Alarion shook his head and focused back on the task at hand. The final step was the most delicate, the most likely to fail. Alarion wasn’t even sure it was possible, but the theory felt sound.

Like attracted like when it came to magical energy. All things being equal, a person’s mana wanted to stay within the person, mana from within a spell wished to remain with that spell, and so forth. Sympathetic ties bound magic tightly, which meant that in theory, any mana from the lock should try to rejoin its origin, if placed close enough.

He had gathered a bounty of the seal’s magic, and with a single touch he fed it back into the arcane lock.

Along with the key he had channeled inside of himself. A traitorous passenger.

The seal revolted against his solution. It sputtered and jolted as the key fell into place, nearly rejecting it as parts of the key began to evaporate into the ambient mana. But Alarion had packed his key densely, a redundancy that allowed it to last just long enough for the seal to register.

Click.

The first seal vanished in Alarion’s mana sense. When Alarion opened his eyes, he saw that the markings on the door had changed. The seal was broken.

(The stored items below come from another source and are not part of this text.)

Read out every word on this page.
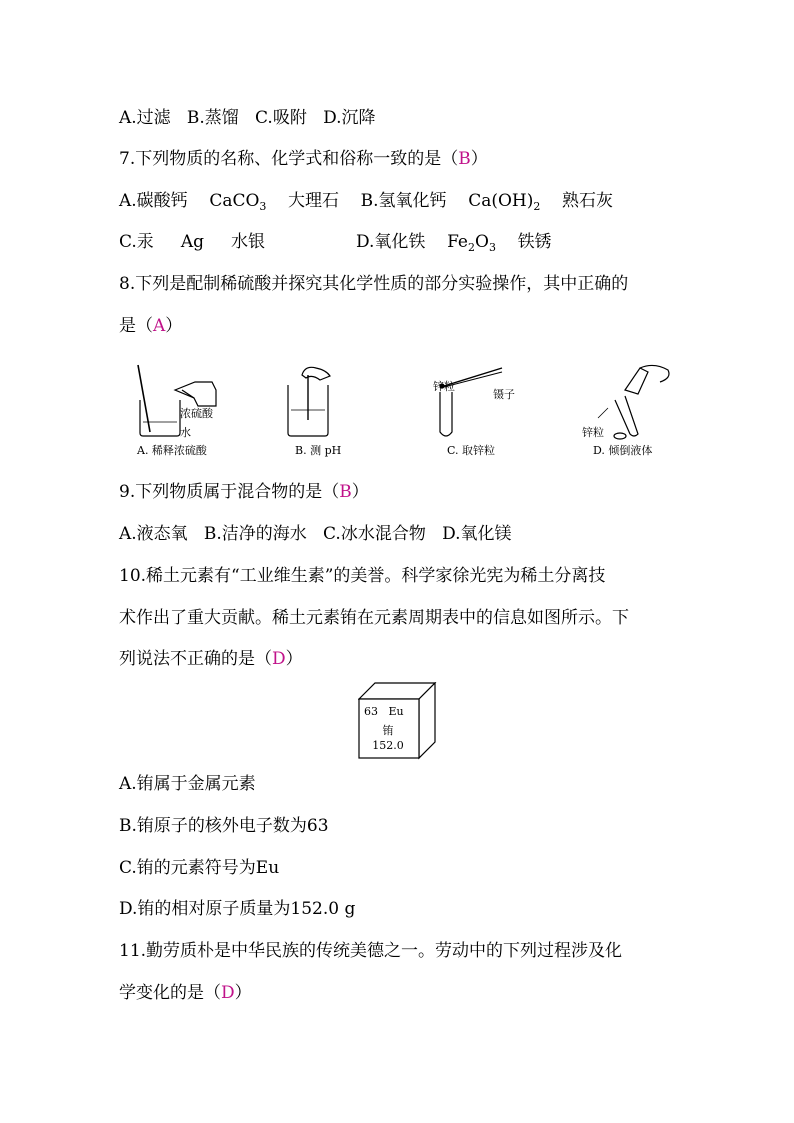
A.过滤 B.蒸馏 C.吸附 D.沉降
7.下列物质的名称、化学式和俗称一致的是（B）
A.碳酸钙 CaCO$_3$ 大理石 B.氢氧化钙 $Ca(OH)_2$ 熟石灰
C.汞 Ag 水银	D.氧化铁 $Fe_2O_3$ 铁锈
8.下列是配制稀硫酸并探究其化学性质的部分实验操作，其中正确的
是（A）
浓硫酸
水
A. 稀释浓硫酸	B. 测 pH
锌粒
镊子
C. 取锌粒
锌粒
D. 倾倒液体
9.下列物质属于混合物的是（B）
A.液态氧 B.洁净的海水 C.冰水混合物 D.氧化镁
10.稀土元素有“工业维生素”的美誉。科学家徐光宪为稀土分离技
术作出了重大贡献。稀土元素铕在元素周期表中的信息如图所示。下
列说法不正确的是（D）
63 Eu
铕
152.0
A.铕属于金属元素
B.铕原子的核外电子数为63
C.铕的元素符号为Eu
D.铕的相对原子质量为152.0 g
11.勤劳质朴是中华民族的传统美德之一。劳动中的下列过程涉及化
学变化的是（D）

“Mm!” Alarion pumped his fist in satisfaction.

He’d done it.

Sure, it had taken hours to do what a traditional mage could have done in seconds, but he could get better at it. More important was what that lock represented. At its simplest form, the lock was a bound field, and while he still couldn’t interact directly, the successful test had proven that he could trigger a bound field in a roundabout fashion, given enough time.

The implications were staggering. He’d never cast spells like a regular mage, but the inability to interact with most magical devices had been an enormous weakness. Who cared if he had to use the most counter-intuitive way to activate them, the fact that he could do so at all was a minor miracle.

Alarion spent the rest of the day disabling the remaining locks. True to Valentina’s nature, each lock was more challenging than the last, but none threatened to rob Alarion of his victory. The hard part had been developing the skill, the remaining locks were mere training.

> Skill level increased. Unbound Spellcraft is now Level 5. INT +4. PER +4. WIL +4.

The last lock opened with the same satisfying click as the first and Alarion felt his shoulders sag with exhaustion. His day had started early with a casting of [Valentina’s Energetic Embrace] and it was ending very, very late if the remaining thirty-four minutes on his cooldown were any indication.

He pushed open the door, expecting to see Valentina cooking up a storm for his victory. Instead, he was greeted with something entirely unexpected.

Sierra.

“Finally.” The young woman said after an indignant huff. “Alarion, it is time to go.”